When Don Augustin Peña returned, he found his daughter alone, and still kneeling; he waited until her prayer was finished. The news of Don Estevan’s death so entirely occupied the haciendado’s mind that he naturally attributed Doña Rosarita’s pious action to another motive than the true one. He believed that she was offering up to Heaven a fervent prayer for the repose of his spirit, whose mysterious end they had just been made acquainted with.

“Every day,” said he, “during the following year, the Chaplain will, by my orders, say a mass for Don Estevan’s soul, for this man spake of the justice of God, which was accomplished in the desert. These words are serious, and the manner with which they were pronounced, leaves no doubt as to their veracity.”

“May God pardon him!” replied Rosarita, rising from her knees, “and grant him the mercy he requires.”

“May God pardon him!” repeated Don Augustin, earnestly, “the noble Don Estevan was no ordinary man, or rather, that you may now know it, Rosarita, Don Antonia de Mediana, who, in his lifetime, was Knight of the Grand Cross, and Duke de Armada.”

“Mediana, did you say, my father?” cried the young girl, “what! he must then be his son?”

“Of whom do you speak?” asked Don Augustin, in astonishment, “Don Antonio was never married. What can you mean?”

“Nothing, my father, unless it be that your daughter is to-day very happy.”

As she said these words, Doña Rosarita threw her arms round her father’s neck, and leaning her head upon his breast burst into a passion of tears; but in these tears there was no bitterness, they flowed softly, like the dew which the American jasmine sheds in the morning from its purple flowers.

The haciendado, but little versed in the knowledge of the female heart, misconstrued the tears, which are sometimes a luxury to women; and he could conceive nothing of the happiness which was drawing them from his daughter’s eyes.
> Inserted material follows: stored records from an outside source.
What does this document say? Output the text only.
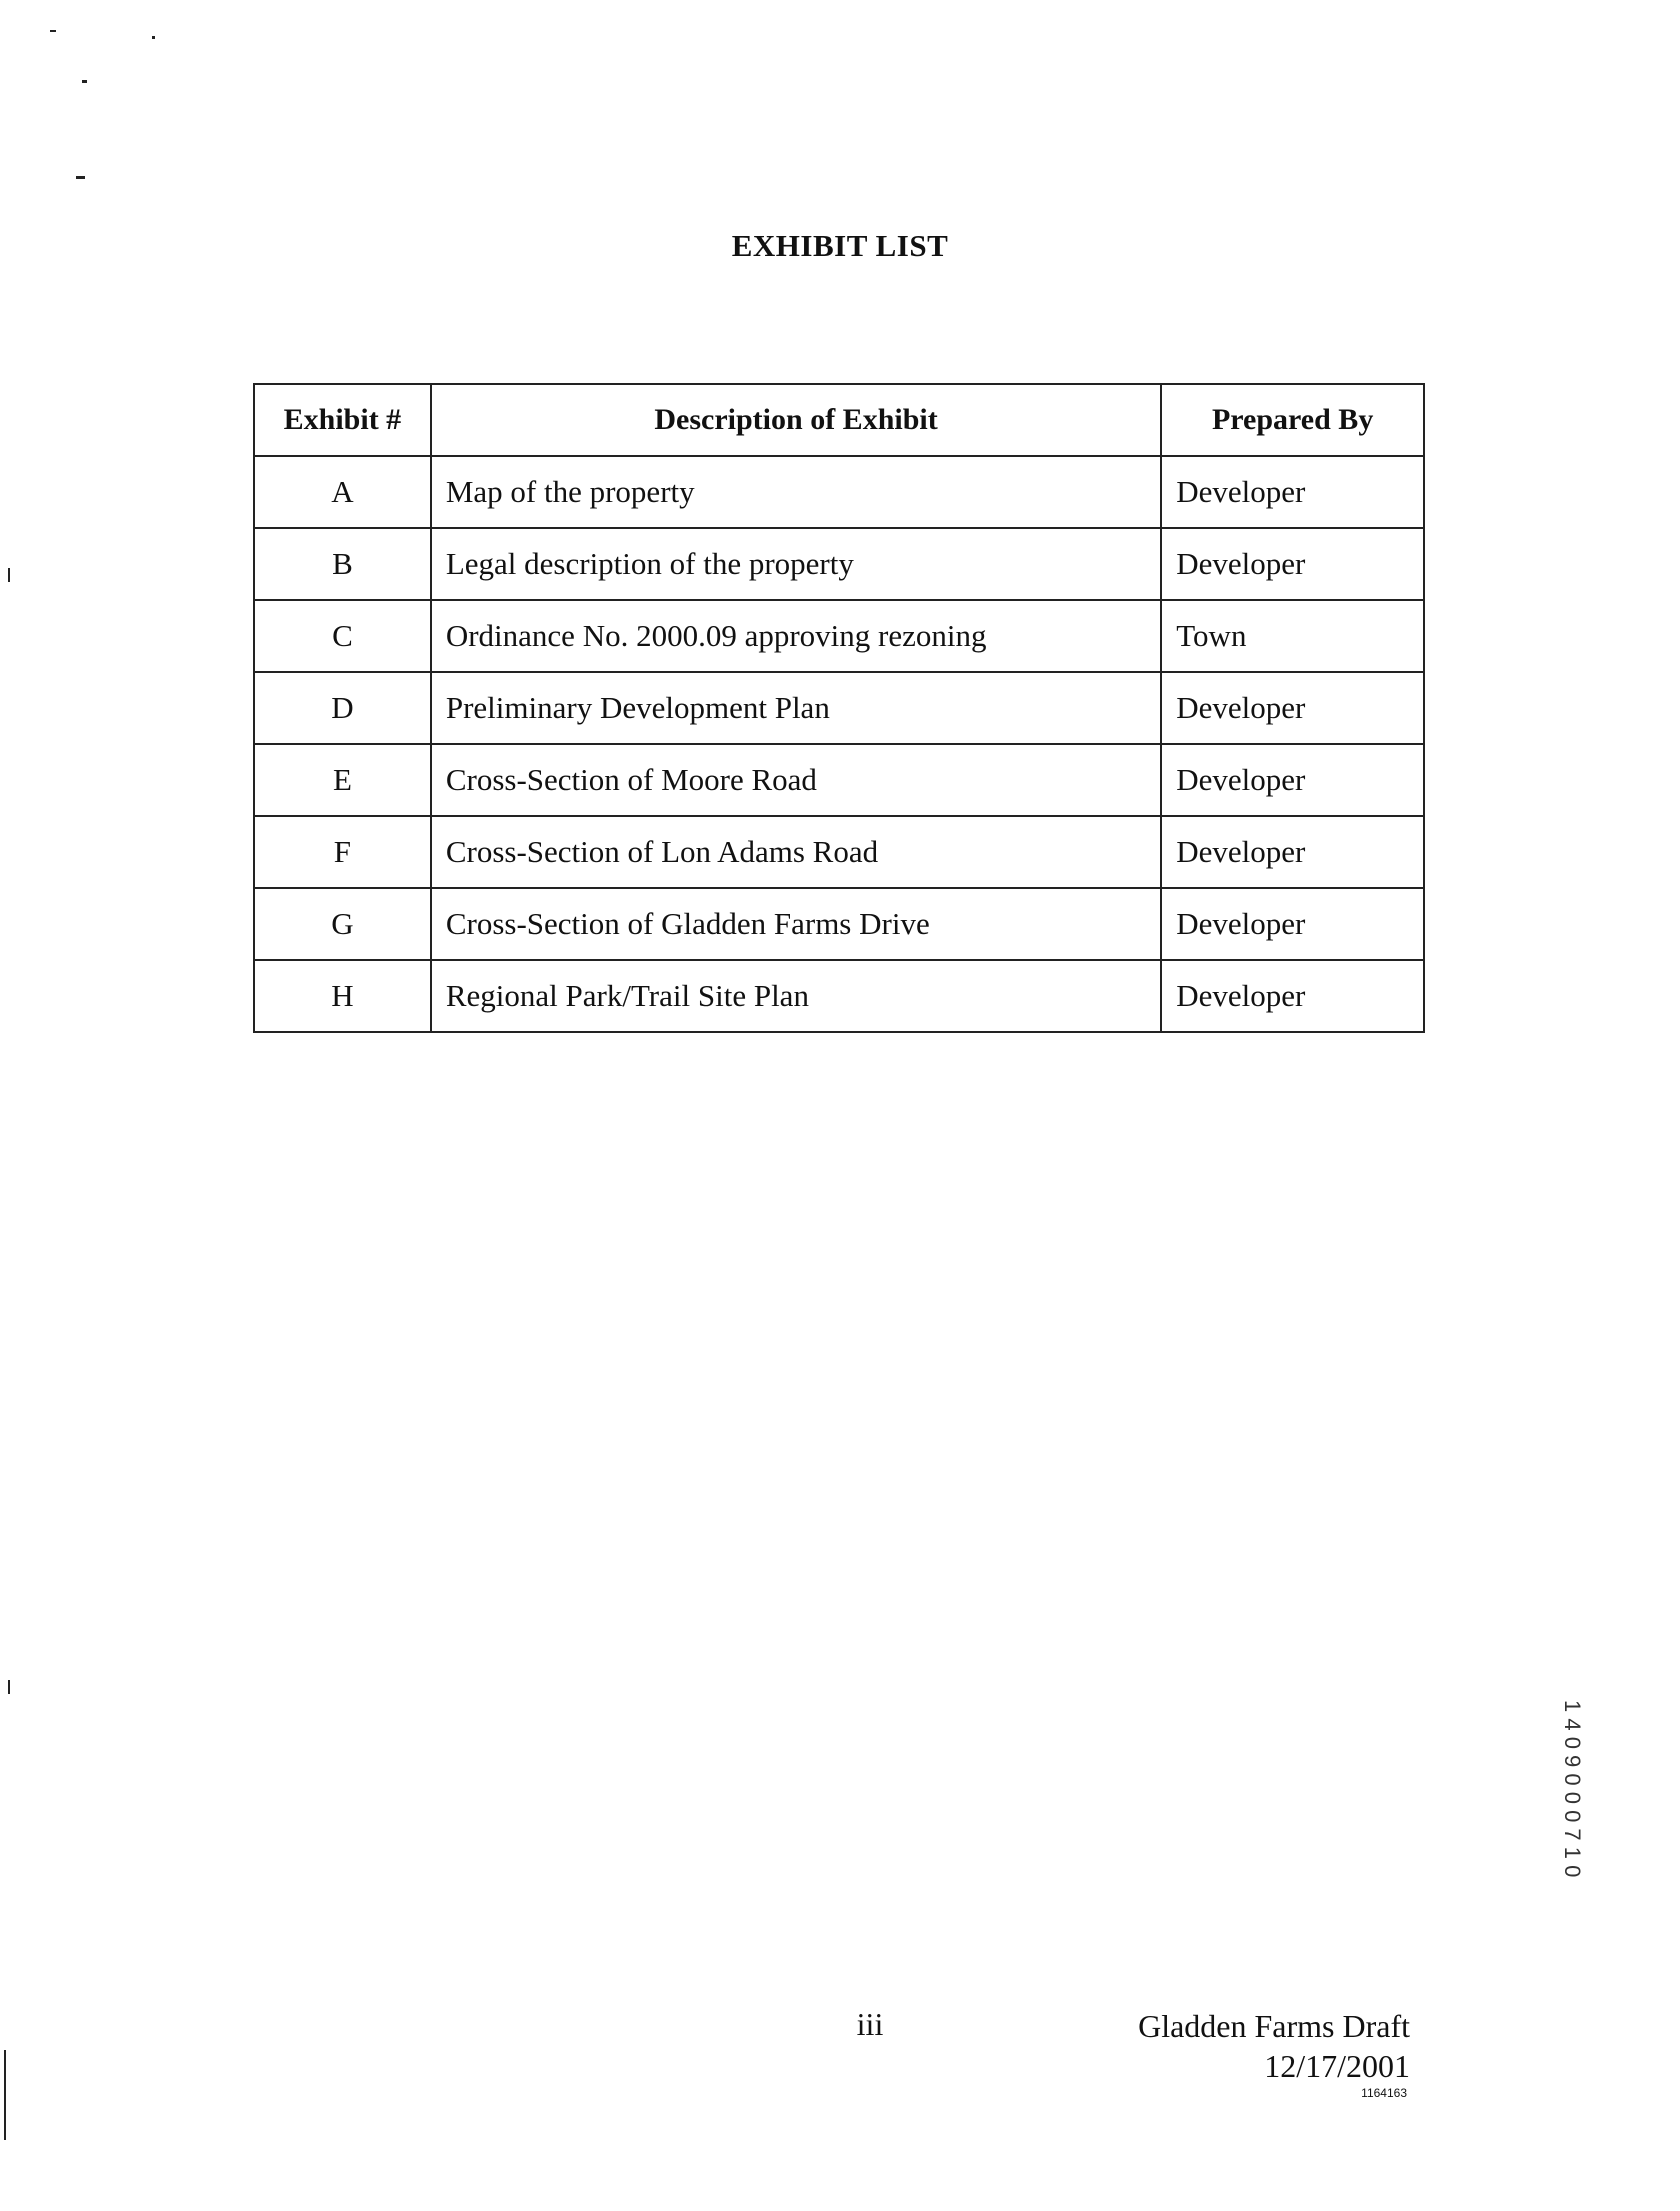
EXHIBIT LIST
Exhibit #	Description of Exhibit	Prepared By
A	Map of the property	Developer
B	Legal description of the property	Developer
C	Ordinance No. 2000.09 approving rezoning	Town
D	Preliminary Development Plan	Developer
E	Cross-Section of Moore Road	Developer
F	Cross-Section of Lon Adams Road	Developer
G	Cross-Section of Gladden Farms Drive	Developer
H	Regional Park/Trail Site Plan	Developer
1 4 0 9 0 0 0 7 1 0
iii	Gladden Farms Draft
12/17/2001
1164163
He questioned her anew, but she contented herself with answering, while her lips were parted by a smile, and her eyes were still moist.

“To-morrow I shall tell you all, my father.”
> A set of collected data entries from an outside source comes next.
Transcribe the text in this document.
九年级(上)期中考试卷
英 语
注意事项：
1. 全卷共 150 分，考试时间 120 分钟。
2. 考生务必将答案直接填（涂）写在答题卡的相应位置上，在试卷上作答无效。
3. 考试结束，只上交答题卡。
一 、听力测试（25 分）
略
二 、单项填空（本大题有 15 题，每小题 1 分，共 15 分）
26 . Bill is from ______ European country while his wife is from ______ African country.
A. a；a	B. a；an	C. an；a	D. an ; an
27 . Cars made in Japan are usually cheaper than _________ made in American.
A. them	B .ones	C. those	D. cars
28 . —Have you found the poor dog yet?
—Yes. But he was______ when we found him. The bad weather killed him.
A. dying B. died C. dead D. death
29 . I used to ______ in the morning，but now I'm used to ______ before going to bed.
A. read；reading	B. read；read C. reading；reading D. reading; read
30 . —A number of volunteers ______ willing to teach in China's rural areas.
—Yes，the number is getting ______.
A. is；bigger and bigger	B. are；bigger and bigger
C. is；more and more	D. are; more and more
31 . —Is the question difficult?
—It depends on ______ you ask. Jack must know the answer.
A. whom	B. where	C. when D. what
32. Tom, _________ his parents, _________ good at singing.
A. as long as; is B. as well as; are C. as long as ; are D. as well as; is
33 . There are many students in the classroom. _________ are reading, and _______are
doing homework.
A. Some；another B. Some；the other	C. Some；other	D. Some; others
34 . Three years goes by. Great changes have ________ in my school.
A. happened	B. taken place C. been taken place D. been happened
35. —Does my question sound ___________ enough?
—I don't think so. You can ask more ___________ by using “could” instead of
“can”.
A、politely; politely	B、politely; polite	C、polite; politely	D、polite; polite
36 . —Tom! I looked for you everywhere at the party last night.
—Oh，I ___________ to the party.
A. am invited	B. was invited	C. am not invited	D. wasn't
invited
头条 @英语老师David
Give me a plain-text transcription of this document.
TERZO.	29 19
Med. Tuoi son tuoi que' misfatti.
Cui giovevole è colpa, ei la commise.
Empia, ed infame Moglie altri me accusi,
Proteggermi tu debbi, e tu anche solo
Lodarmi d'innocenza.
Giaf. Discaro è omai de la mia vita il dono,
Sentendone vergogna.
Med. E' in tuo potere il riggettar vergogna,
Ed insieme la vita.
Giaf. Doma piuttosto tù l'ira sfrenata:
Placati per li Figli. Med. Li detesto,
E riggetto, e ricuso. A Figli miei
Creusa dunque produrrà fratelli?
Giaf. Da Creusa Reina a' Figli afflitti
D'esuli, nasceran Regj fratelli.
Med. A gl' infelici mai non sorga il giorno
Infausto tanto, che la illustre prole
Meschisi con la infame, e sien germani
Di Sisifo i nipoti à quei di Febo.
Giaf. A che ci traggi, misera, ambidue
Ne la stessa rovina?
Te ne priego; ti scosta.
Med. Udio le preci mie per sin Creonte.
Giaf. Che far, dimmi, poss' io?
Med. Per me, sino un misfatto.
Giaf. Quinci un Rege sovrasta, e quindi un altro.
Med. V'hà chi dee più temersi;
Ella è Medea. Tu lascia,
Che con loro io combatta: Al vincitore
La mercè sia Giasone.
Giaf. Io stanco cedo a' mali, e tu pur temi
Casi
The good haciendado did indeed require the explanation of this mystery, when he was left in ignorance of the chief fact concerning it.
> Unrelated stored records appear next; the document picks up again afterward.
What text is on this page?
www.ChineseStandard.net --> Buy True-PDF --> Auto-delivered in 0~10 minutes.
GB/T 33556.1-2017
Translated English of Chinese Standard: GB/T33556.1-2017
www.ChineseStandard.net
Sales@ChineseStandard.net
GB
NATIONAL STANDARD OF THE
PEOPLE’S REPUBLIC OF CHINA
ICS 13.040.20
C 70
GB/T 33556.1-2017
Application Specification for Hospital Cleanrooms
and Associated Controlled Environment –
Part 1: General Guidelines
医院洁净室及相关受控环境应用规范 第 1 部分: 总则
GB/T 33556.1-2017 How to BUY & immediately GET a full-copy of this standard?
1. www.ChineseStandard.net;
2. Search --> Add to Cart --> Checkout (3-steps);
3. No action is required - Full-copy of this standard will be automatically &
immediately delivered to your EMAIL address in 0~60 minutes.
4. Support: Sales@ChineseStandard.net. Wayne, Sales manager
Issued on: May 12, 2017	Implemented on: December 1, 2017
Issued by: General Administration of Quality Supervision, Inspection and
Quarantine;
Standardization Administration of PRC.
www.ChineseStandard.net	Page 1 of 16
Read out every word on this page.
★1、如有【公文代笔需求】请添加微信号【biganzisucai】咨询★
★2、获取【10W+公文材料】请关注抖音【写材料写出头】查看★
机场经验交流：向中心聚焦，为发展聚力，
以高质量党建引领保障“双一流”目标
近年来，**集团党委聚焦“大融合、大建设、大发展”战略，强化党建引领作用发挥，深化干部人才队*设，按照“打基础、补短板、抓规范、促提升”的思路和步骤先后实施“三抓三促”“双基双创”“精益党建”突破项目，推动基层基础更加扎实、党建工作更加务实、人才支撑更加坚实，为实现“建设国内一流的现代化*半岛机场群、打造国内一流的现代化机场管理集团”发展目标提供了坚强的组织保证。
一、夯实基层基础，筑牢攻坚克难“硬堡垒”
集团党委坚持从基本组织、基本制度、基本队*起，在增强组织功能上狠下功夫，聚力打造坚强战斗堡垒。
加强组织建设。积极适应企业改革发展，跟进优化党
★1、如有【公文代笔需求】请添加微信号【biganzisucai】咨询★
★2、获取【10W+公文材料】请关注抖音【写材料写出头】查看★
“We have another duty to fulfil,” continued he; “the last wish expressed by Don Antonio, on parting from me, was that you should be united to the Senator Tragaduros. It will be in compliance with the request of one who is now no more, that this marriage should no longer be delayed. Do you see any obstacle to it, Rosarita?”

The young girl started at these words, which reminded her of the fatal engagement she had sought to banish from memory. Her bosom swelled, and her tears flowed afresh.

“Well,” said the haciendado, smiling, “this is another proof of happiness, is it not?”

“Of happiness!” repeated Rosarita, bitterly. “Oh! no, no, my father!”

Don Augustin was now more puzzled than ever; for, as he himself alleged, his life had been spent more in studying the artifices of Indians, with whom he had long disputed his domain, than in diving into the hearts of women.

“Oh, my father!” cried Rosarita, “this marriage would now prove a sentence of death to your poor child!”

At this sudden declaration, which he had not expected, Don Augustin was quite stupefied, and it was with difficulty he subdued the anger to which it had given rise.

“What!” he cried with some warmth, “did you not yourself consent to this marriage only a month ago? Did you not agree that it should be consummated when we knew that Don Estevan could not return? He is dead; what then do you wish?”

“It is true, father; I did fix that period, but – ”

“Well!”

“But I did not know that he still lived.”

“Don Antonio de Mediana?”

“No; Don Fabian de Mediana,” replied Rosarita, in a low voice.